Rogue countries like Pakistan do not believe in international conventions and shamelessly flout them. The only language they understand is of strength and retribution. India must make it amply clear to Pak government that every anti-India mischief would invite immediate reprisal and that no transgression will go unpunished
On the other hand, despite high sounding assertions in its frequently rewritten constitution, Pakistan’s core values are based on the warped political principles of ‘hate and hurt India’ at all costs, even if its own existence gets jeopardised in the process. Pakistan was created on the ideology that the ‘pure’ cannot coexist with the infidel. A nation born out of hatred needs hatred to feed itself on for continued sustenance and to justify its existence. Anti-India stance fulfills this need and cannot be shed.
Deep rooted prejudices: Bhutto’s ‘1,000 year war’ and Zia’s ‘bleeding India by 1,000 cuts’ are indicative of innate prejudices. In its school text books, Pakistan’s existence is claimed since the time Qasim captured Sindh province in the 8th century. Muhammad-bin-Qasim and Mahmud Ghori are portrayed as great heroes who were instrumental in the establishment of Muslim rule in India. When a leading Pakistani paper claims that Pakistan is destined to defeat India because Pakistan’s ‘horses in the form of atomic bombs and missiles’ are far better than Indian ‘donkeys’ and boasts of re-conquering India, the level of percolation of anti-India venom can well be gauged.

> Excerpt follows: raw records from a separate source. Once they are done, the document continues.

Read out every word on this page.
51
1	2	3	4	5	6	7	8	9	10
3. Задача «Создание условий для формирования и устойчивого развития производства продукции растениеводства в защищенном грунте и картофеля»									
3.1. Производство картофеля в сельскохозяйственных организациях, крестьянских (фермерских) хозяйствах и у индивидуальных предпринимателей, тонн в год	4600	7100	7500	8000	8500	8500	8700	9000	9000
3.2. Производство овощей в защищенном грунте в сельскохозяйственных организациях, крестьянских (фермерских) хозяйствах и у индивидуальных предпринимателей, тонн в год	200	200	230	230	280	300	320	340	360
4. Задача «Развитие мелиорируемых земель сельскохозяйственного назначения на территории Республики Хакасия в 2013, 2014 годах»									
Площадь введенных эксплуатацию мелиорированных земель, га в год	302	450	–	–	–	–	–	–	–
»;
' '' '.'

In the wake of 1962 Indo-China conflict, Pakistan tried to fish in troubled waters to extract concessions from India. Subsequently, it decided to befriend China to spite India. Today, it swears by its camaraderie with China. It is an unprincipled marriage of expediency against a common adversary. Anti-India attitude has compelled Pakistan, a nation owing its existence to religious fundamentalism, into embracing communist China.